Les institutions ont appelé les groupes armés à cesser les violences et à respecter le droit international humanitaire dans un communiqué conjoint publié mercredi, après la visite de responsables dans la région colombienne d’Arauca, frontalière du Venezuela.

« Au cours de la visite, les représentants ont rencontré les autorités, la société civile et les organisations des droits de l’homme, et ont exprimé leur solidarité avec les communautés, les victimes, les organisations de la société civile et les institutions souffrant de la situation de violence dans la région », indique le communiqué.

Des combats ont éclaté entre l’Armée de libération nationale – le plus grand groupe de guérilla de gauche du pays, connu sous son acronyme espagnol ELN – et les factions dissidentes des Forces armées révolutionnaires de Colombie, ou FARC, aux premières heures du 2 janvier, selon Le médiateur colombien Carlos Camargo.

Plus de 20 personnes ont été tuées dans ces affrontements, selon un porte-parole du bureau du procureur général de Colombie.

La Colombie a conclu un accord de paix avec des groupes de guérilla il y a des années.  Alors pourquoi la violence augmente-t-elle ?

Human Rights Watch (HRW) a fait écho aux affirmations de l’ONU et de l’Église catholique dans un rapport séparé publié lundi, affirmant que les combats entre l’ELN et les forces dissidentes des FARC au début de 2022 avaient poussé des milliers de personnes à fuir une « augmentation spectaculaire de la violence » à la frontière entre la Colombie et le Venezuela. .

HRW a également accusé les forces armées vénézuéliennes d’avoir mené des opérations conjointes avec des guérilleros de l’ELN contre des dissidents des FARC dans la zone frontalière au début de 2022, contribuant à la violence dans la région.
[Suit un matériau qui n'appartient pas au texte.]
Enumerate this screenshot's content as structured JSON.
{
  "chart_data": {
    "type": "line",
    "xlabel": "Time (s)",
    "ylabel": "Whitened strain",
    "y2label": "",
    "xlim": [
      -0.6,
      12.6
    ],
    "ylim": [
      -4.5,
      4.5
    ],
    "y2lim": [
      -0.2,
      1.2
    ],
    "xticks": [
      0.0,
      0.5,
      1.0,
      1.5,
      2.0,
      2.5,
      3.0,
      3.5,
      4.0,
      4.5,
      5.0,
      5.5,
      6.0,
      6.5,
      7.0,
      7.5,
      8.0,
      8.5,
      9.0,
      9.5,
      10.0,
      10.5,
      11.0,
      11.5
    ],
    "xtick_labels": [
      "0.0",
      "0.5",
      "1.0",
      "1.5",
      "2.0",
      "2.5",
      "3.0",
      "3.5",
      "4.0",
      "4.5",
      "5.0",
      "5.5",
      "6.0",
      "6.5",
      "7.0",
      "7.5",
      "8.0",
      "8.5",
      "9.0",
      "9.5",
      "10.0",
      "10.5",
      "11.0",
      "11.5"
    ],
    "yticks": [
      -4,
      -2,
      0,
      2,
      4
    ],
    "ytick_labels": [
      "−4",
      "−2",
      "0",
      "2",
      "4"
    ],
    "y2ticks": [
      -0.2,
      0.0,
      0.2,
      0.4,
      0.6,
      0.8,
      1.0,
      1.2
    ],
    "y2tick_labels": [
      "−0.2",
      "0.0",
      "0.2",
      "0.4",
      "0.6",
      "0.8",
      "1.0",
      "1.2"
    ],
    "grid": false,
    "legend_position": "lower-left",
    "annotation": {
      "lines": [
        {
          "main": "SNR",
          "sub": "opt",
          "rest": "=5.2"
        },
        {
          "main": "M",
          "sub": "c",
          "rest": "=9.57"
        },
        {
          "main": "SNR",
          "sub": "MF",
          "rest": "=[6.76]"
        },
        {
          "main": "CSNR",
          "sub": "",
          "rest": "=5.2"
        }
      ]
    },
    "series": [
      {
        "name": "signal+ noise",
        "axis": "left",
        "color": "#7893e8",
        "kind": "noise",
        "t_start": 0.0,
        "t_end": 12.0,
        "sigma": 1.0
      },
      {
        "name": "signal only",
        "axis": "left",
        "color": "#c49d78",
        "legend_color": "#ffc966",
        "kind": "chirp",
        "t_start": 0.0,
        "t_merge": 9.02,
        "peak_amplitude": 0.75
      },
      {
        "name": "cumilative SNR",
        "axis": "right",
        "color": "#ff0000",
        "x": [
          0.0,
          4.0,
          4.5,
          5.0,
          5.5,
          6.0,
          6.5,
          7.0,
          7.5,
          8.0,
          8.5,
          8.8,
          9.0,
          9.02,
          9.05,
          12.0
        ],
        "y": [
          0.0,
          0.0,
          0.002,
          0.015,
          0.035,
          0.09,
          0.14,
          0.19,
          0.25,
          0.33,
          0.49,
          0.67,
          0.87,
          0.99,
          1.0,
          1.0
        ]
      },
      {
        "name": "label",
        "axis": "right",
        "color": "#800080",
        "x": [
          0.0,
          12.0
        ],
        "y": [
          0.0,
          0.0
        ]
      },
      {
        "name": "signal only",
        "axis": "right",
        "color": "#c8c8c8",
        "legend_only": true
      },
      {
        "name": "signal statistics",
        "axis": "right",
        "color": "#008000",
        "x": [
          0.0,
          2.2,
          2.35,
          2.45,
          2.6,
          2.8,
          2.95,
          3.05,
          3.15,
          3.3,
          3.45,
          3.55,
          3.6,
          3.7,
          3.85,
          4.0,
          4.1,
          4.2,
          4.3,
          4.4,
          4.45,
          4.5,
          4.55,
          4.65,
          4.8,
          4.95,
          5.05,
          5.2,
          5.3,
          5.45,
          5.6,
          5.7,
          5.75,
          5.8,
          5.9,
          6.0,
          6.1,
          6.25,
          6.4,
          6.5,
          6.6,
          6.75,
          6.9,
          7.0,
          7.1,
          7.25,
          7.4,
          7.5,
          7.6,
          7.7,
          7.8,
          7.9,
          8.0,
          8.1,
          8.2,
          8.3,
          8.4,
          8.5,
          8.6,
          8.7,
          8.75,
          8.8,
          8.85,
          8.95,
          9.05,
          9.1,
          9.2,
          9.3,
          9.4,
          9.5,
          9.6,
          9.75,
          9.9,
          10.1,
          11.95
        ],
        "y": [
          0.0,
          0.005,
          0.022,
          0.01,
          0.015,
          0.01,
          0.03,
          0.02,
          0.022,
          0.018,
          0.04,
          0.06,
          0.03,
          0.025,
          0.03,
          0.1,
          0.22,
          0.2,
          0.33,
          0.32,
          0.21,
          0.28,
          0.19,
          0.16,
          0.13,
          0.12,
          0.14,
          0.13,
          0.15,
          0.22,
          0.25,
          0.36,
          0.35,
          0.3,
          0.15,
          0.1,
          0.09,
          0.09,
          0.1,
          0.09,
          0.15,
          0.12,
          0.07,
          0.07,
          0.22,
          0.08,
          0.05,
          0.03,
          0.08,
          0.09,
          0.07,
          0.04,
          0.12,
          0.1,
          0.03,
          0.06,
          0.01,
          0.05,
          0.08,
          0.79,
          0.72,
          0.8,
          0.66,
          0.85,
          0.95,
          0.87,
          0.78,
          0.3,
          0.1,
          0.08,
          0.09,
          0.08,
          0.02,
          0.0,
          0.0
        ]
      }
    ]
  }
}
Le rapport de HRW est basé sur des entretiens avec plus de 100 témoins oculaires et victimes présumées.

« Ces témoignages montrent que la coopération entre l’ELN et les forces de sécurité vénézuéliennes va beaucoup plus loin que ce qui avait été annoncé auparavant », a déclaré Juan Pappier, chercheur principal pour les Amériques à HRW et l’un des auteurs du rapport.

« Les membres des forces vénézuéliennes ne sont pas seulement tolérants aux abus de l’ELN, ils participent à des opérations militaires conjointes où les guérilleros font le ‘sale boulot' », a déclaré Pappier à CNN.

CNN a contacté le ministère vénézuélien de la Défense pour obtenir des commentaires.

Les FARC et l’ELN ont commencé à se battre à Arauca et dans l’État vénézuélien voisin d’Apure en 2006.

Les combats ont cessé en 2010, date à laquelle au moins 868 personnes avaient été tuées et 58 000 personnes avaient été déplacées, selon un rapport de HRW de 2020.

Cependant, cette année a vu une recrudescence de la violence alors que les groupes se disputent le contrôle des routes lucratives de trafic de drogue vers les États-Unis et l’Europe.

L'épave d'une voiture piégée est vue à Saravena, Arauca, le 20 janvier.

Le regain de violence survient plus de cinq ans après que le gouvernement colombien a signé un accord de paix avec les FARC, mettant fin à un conflit armé de 52 ans qui a tué jusqu’à 220 000 personnes et déplacé jusqu’à 5 millions de personnes.

Le président colombien Ivan Duque s’est engagé à éradiquer la violence pendant son mandat, mais elle continue de sévir dans les zones rurales, où la paix était censée apporter le développement et de nouvelles opportunités.

Les électeurs choisiront un nouveau président lors des élections prévues en mai, et de nombreux candidats se sont engagés à annuler la politique de Duque en modifiant l’approche de la Colombie en matière de sécurité.